McGuffin and Balakrishnan present reasons that make it difficult to draw a genealogical graph in a node-link manner. In addition they present novel graph representations based on their insights. To conclude, they present problems that may occur when using a node-link representation.
Kim, N. W.; Card, S. K. & Heer, J.
Tracing genealogical data with timenets
Proceedings of the International Conference on Advanced Visual Interfaces, 2010, 241-248
It is a conference paper. There are only 50 citations of this authors work on google scholar. This article from 2010 is his first article. On the other hand, there are 35 thousand citations for his first co-author and 8.5 thousand citations of his second co-author.
Kim et al. present an approach for showing genealogical relations in a temporal context.

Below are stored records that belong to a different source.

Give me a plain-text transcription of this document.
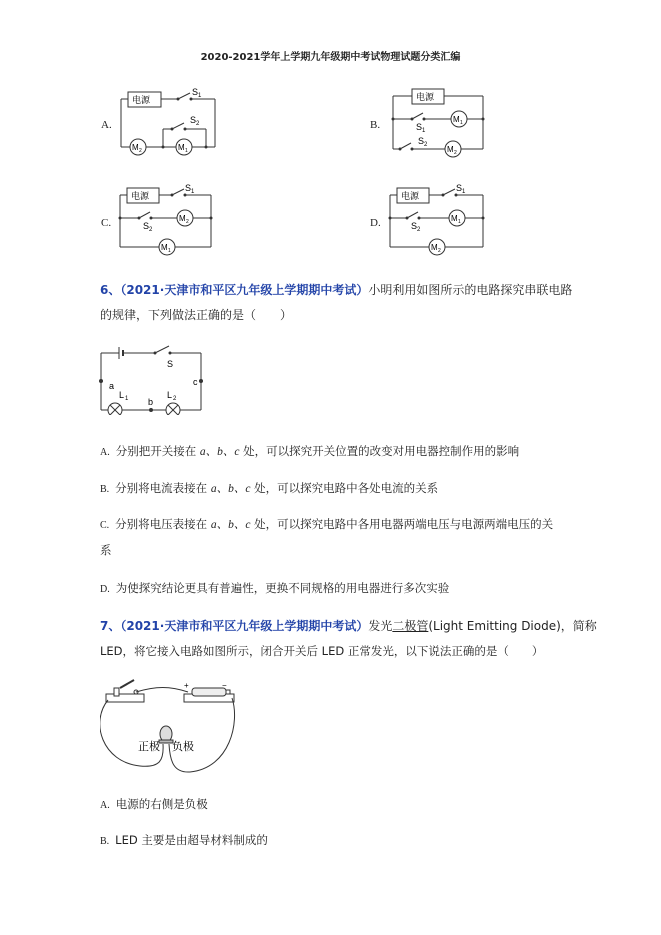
2020-2021学年上学期九年级期中考试物理试题分类汇编
A.
电源
S 1
S 2
M 2	M 1
B.
电源
S 1
S 2
M 1
M 2
C.
电源
S 1
S 2
M 2
M 1
D.
电源
S 1
S 2
M 1
M 2
6、（2021·天津市和平区九年级上学期期中考试）小明利用如图所示的电路探究串联电路
的规律，下列做法正确的是（　　）
S
a
b
c
L 1	L 2
A. 分别把开关接在 a、b、c 处，可以探究开关位置的改变对用电器控制作用的影响
B. 分别将电流表接在 a、b、c 处，可以探究电路中各处电流的关系
C. 分别将电压表接在 a、b、c 处，可以探究电路中各用电器两端电压与电源两端电压的关
系
D. 为使探究结论更具有普遍性，更换不同规格的用电器进行多次实验
7、（2021·天津市和平区九年级上学期期中考试）发光二极管(Light Emitting Diode)，简称
LED，将它接入电路如图所示，闭合开关后 LED 正常发光，以下说法正确的是（　　）
+	−
正极 负极
A. 电源的右侧是负极
B. LED 主要是由超导材料制成的
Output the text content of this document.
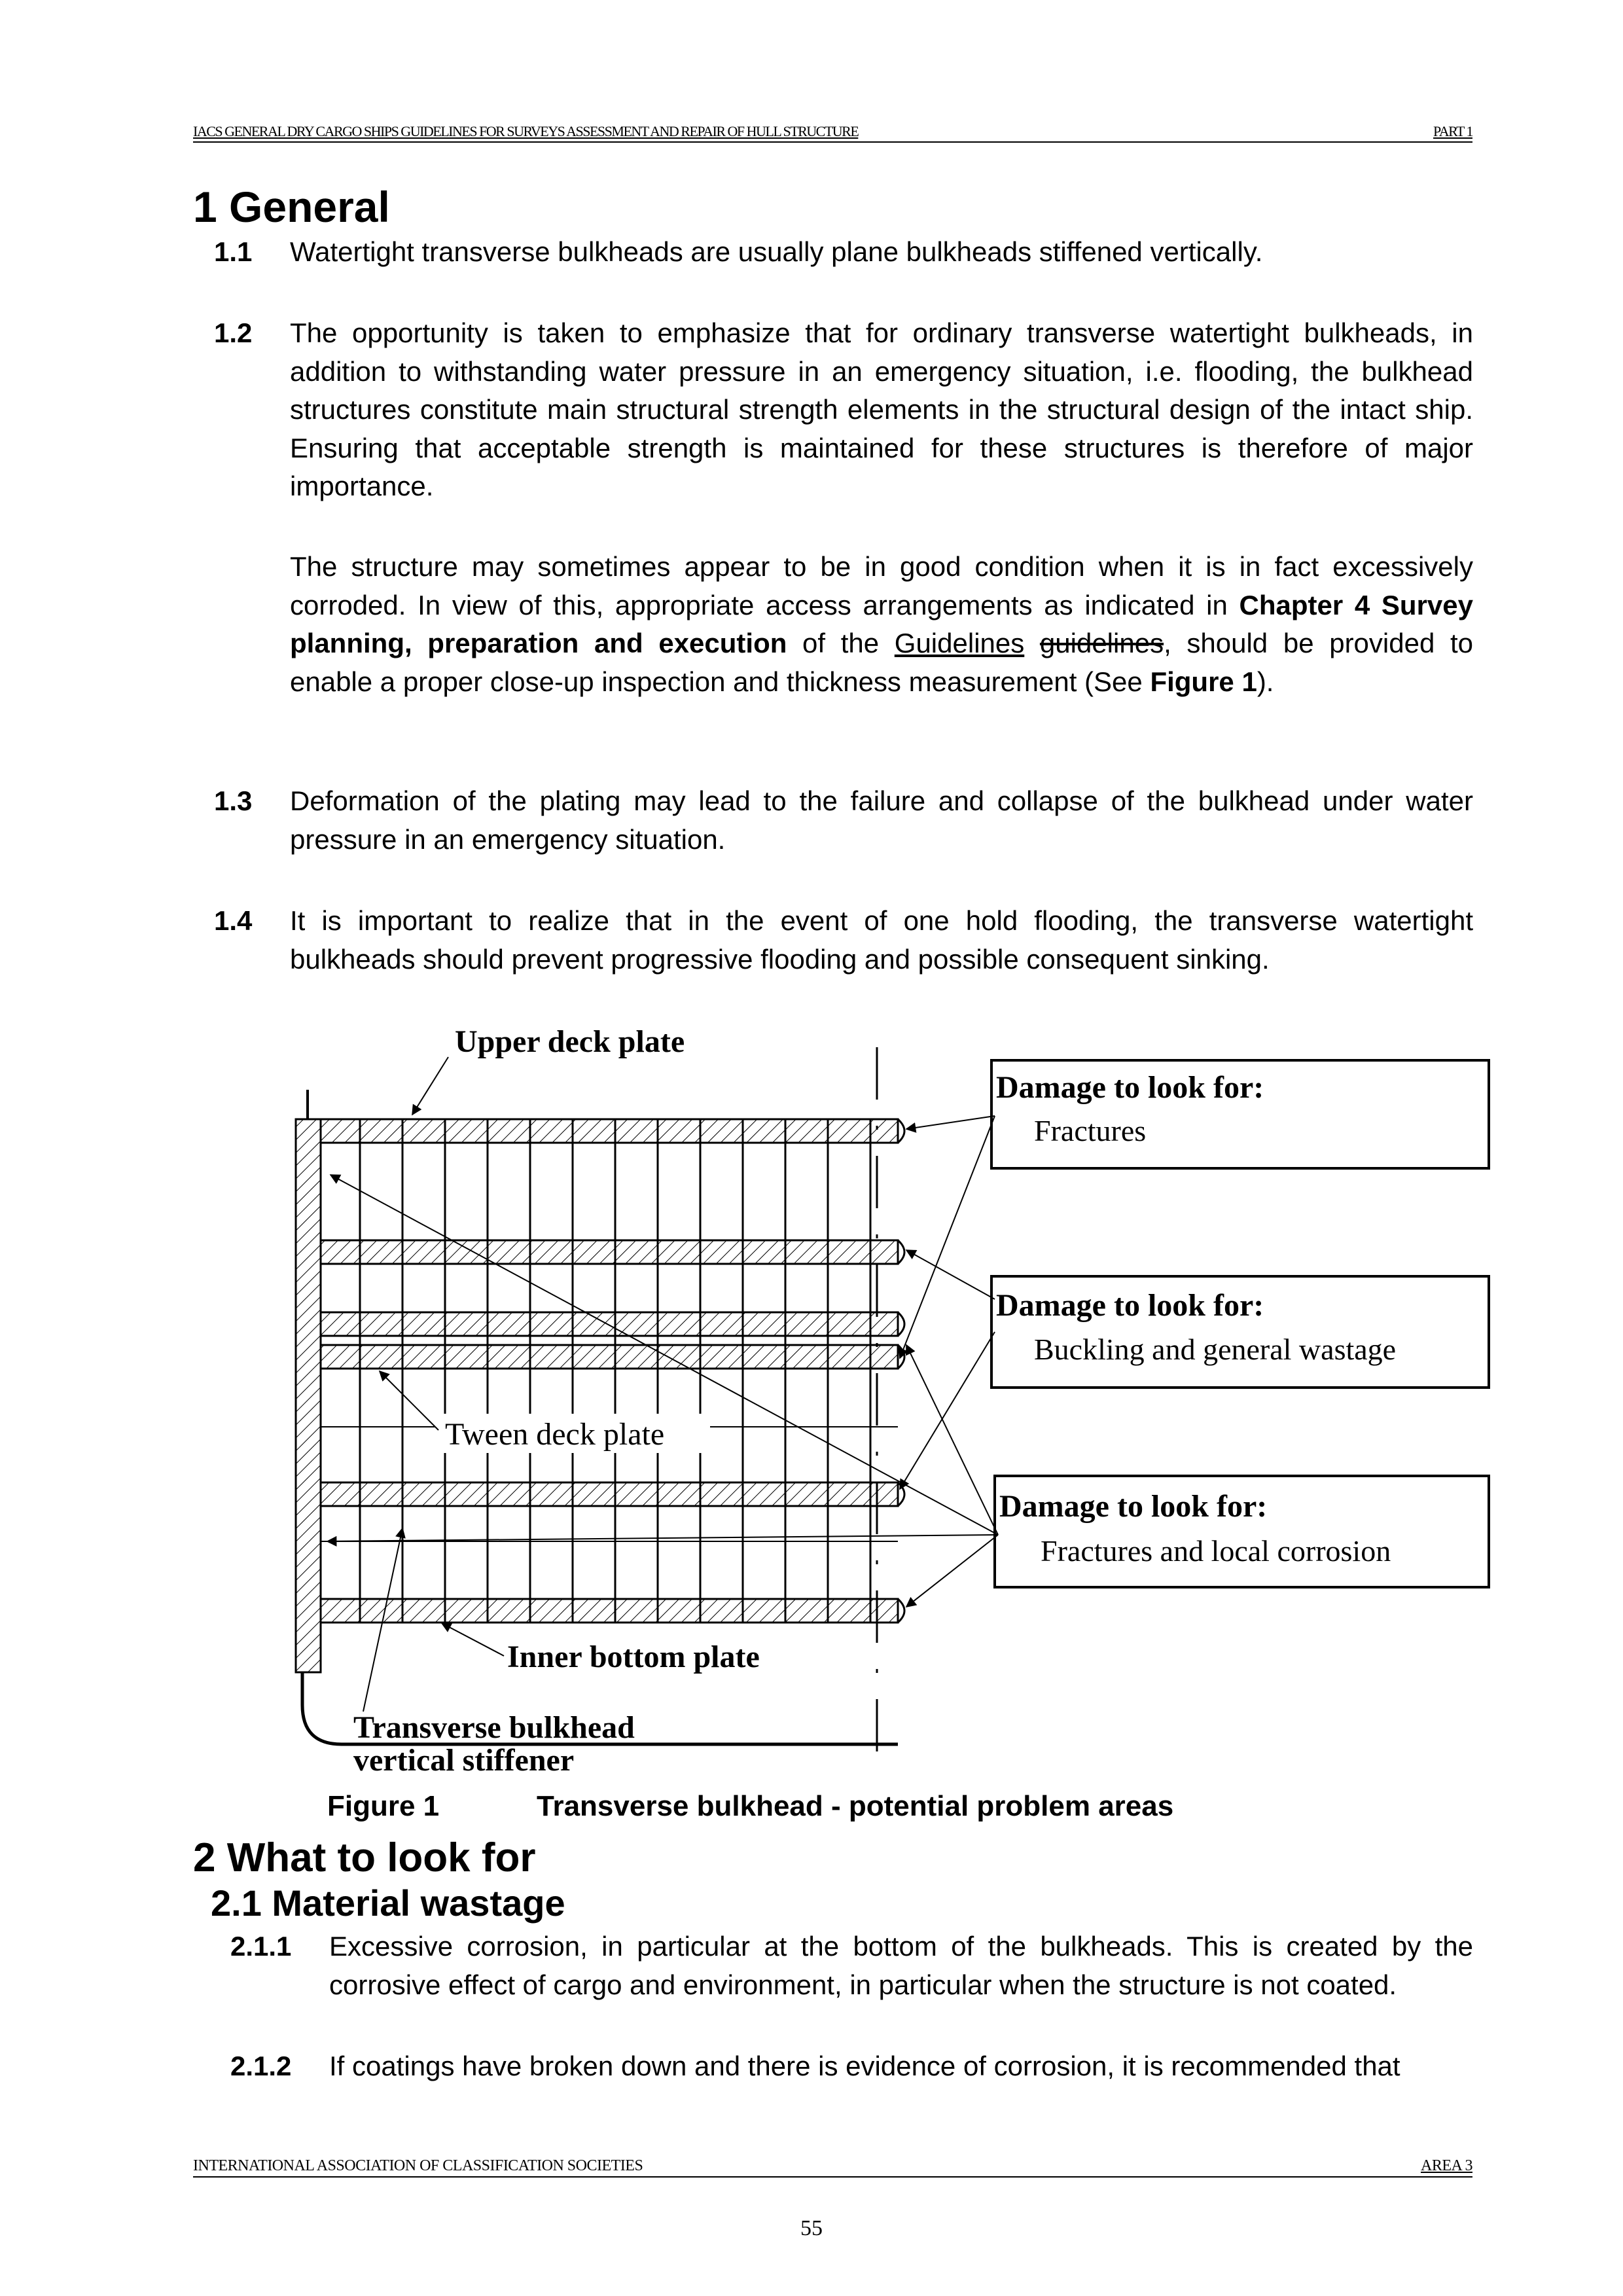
IACS GENERAL DRY CARGO SHIPS GUIDELINES FOR SURVEYS ASSESSMENT AND REPAIR OF HULL STRUCTURE	PART 1
1 General
1.1 Watertight transverse bulkheads are usually plane bulkheads stiffened vertically.

1.2 The opportunity is taken to emphasize that for ordinary transverse watertight bulkheads, in addition to withstanding water pressure in an emergency situation, i.e. flooding, the bulkhead structures constitute main structural strength elements in the structural design of the intact ship. Ensuring that acceptable strength is maintained for these structures is therefore of major importance.

The structure may sometimes appear to be in good condition when it is in fact excessively corroded. In view of this, appropriate access arrangements as indicated in Chapter 4 Survey planning, preparation and execution of the Guidelines guidelines, should be provided to enable a proper close-up inspection and thickness measurement (See Figure 1).

1.3 Deformation of the plating may lead to the failure and collapse of the bulkhead under water pressure in an emergency situation.

1.4 It is important to realize that in the event of one hold flooding, the transverse watertight bulkheads should prevent progressive flooding and possible consequent sinking.

Upper deck plate
Tween deck plate
Inner bottom plate
Transverse bulkhead
vertical stiffener
Damage to look for:
Fractures
Damage to look for:
Buckling and general wastage
Damage to look for:
Fractures and local corrosion
Figure 1	Transverse bulkhead - potential problem areas
2 What to look for
2.1 Material wastage
2.1.1 Excessive corrosion, in particular at the bottom of the bulkheads. This is created by the corrosive effect of cargo and environment, in particular when the structure is not coated.

2.1.2 If coatings have broken down and there is evidence of corrosion, it is recommended that

INTERNATIONAL ASSOCIATION OF CLASSIFICATION SOCIETIES	AREA 3
55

They use lines for the depiction of the life of individuals and their proximity for expression of marriage concerning proximity.
Rohrdantz, C.; Hund, M.; Mayer, T.; Wälchli, B. & Keim, D. A.
The World’s Languages Explorer: Visual Analysis of Language Features in Genealogical and Areal Contexts
Computer Graphics Forum, 2012, 31, 935-944
It is a conference/journal paper. Preim and Theisel -professors of OvGU FIN- have written articles for this journal. Authors’ internet representation is accessible. Rohrdantz has been cited 500 times since 2009.
Rohrdantz et al. present a visualization based on a decomposition of a disc into ring segments for a genealogical hierarchy. They apply this technique to a hierarchy of the human languages.